Mastodon The Writing Desk: Re-imagining Thomas Hardy’s Far From The Madding Crowd

9 May 2015

Re-imagining Thomas Hardy’s Far From The Madding Crowd


This week I went to see the latest version of Thomas Hardy’s Far From The Madding Crowd and it started me thinking about bringing classic novels to the big screen.  A long time Thomas Hardy fan (see Visiting Thomas Hardy’s house at Max Gate ) anyone who didn’t know this is based on his novel could be forgiven for not realising, as his credit is so small and fleeting.

Set in the rural Dorset of Victorian England and starring the perfectly cast Carey Mulligan as the independent  Bathsheba Everdene, the story is a classic love triangle.  Three very different men, Gabriel Oak, a sheep farmer; Frank Troy, a swaggering red-coated Sergeant, and (in a wonderfully understated performance from Martin Sheen) William Boldwood, Bathsheba’s bachelor neighbour, all compete for Bathsheba’s affection.

Director Thomas Vinterberg’s re-imagining  is the fourth time this novel became a film, the first being exactly a hundred years ago in 1915.

Far From the Madding Crowd is Thomas Hardy's fourth novel, written in 1874, and his first real success. Interestingly, Hardy first published it anonymously as a monthly serial in Cornhill Magazine, the Victorian equivalent of ‘Wattpad’.  

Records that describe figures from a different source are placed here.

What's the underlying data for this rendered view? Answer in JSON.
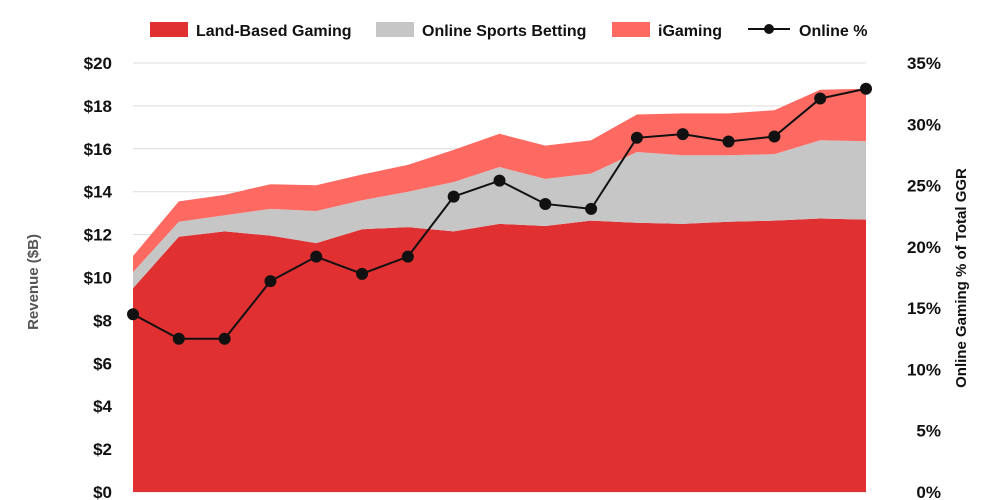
{
  "chart_data": {
    "type": "area",
    "x": [
      1,
      2,
      3,
      4,
      5,
      6,
      7,
      8,
      9,
      10,
      11,
      12,
      13,
      14,
      15,
      16,
      17
    ],
    "series": [
      {
        "name": "Land-Based Gaming",
        "kind": "stacked-area",
        "axis": "left",
        "color": "#e03032",
        "values": [
          9.5,
          11.9,
          12.15,
          11.95,
          11.6,
          12.25,
          12.35,
          12.15,
          12.5,
          12.4,
          12.65,
          12.55,
          12.5,
          12.6,
          12.65,
          12.75,
          12.7
        ]
      },
      {
        "name": "Online Sports Betting",
        "kind": "stacked-area",
        "axis": "left",
        "color": "#c6c6c6",
        "values": [
          0.75,
          0.7,
          0.75,
          1.25,
          1.5,
          1.35,
          1.65,
          2.3,
          2.65,
          2.2,
          2.2,
          3.3,
          3.2,
          3.1,
          3.1,
          3.65,
          3.65
        ]
      },
      {
        "name": "iGaming",
        "kind": "stacked-area",
        "axis": "left",
        "color": "#fe6961",
        "values": [
          0.75,
          0.95,
          0.95,
          1.15,
          1.2,
          1.2,
          1.25,
          1.5,
          1.55,
          1.55,
          1.55,
          1.75,
          1.95,
          1.95,
          2.05,
          2.35,
          2.45
        ]
      },
      {
        "name": "Online %",
        "kind": "line",
        "axis": "right",
        "color": "#111111",
        "values": [
          14.5,
          12.5,
          12.5,
          17.2,
          19.2,
          17.8,
          19.2,
          24.1,
          25.4,
          23.5,
          23.1,
          28.9,
          29.2,
          28.6,
          29.0,
          32.1,
          32.9
        ]
      }
    ],
    "ylabel": "Revenue ($B)",
    "y2label": "Online Gaming % of Total GGR",
    "ylim": [
      0,
      20
    ],
    "y2lim": [
      0,
      35
    ],
    "yticks": [
      "$0",
      "$2",
      "$4",
      "$6",
      "$8",
      "$10",
      "$12",
      "$14",
      "$16",
      "$18",
      "$20"
    ],
    "y2ticks": [
      "0%",
      "5%",
      "10%",
      "15%",
      "20%",
      "25%",
      "30%",
      "35%"
    ],
    "grid": true,
    "legend": "top"
  },
  "colors": {
    "grid": "#dcdcdc",
    "axis_title": "#555555",
    "marker": "#111111"
  }
}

Hardy took inspiration from the people and landscape of Dorset, although the name of Bathsheba is from the Bible (she was the mother of Solomon who was seduced by King David - a story echoed in the novel).

Hardy took his title from Thomas Gray's Elegy Written in a Country Churchyard:

         Far from the madding crowd's ignoble strife
         Their sober wishes never learn'd to stray;
         Along the cool sequester'd vale of life
         They kept the noiseless tenor of their way.

So what did I think of the latest version?  Loved it. It helps that the screenwriter, David Nicholls, is also a best-selling novelist, who also adapted Tess of the d'Urbervilles for the lavish BBC production.  As well as being able to bring a writer’s insight to retelling Hardy’s compelling story, he brings a modern sensitivity to the way it addresses female independence.  In an interview with The Telegraph, Nicholls says he tried to remain true to Hardy. “I will change things if they seem to suit the medium better but apart from that I’m just trying to dig out what I love about it and be faithful to that.”

This is as good an example as any of how classic novels can be brought into the twenty-first century. The 2015 version has made me return to the Hardy’s original, although I doubt I’ll ever be able to picture Bathsheba Everdene without remembering Carey Mulligan racing her horse across the Dorset countryside.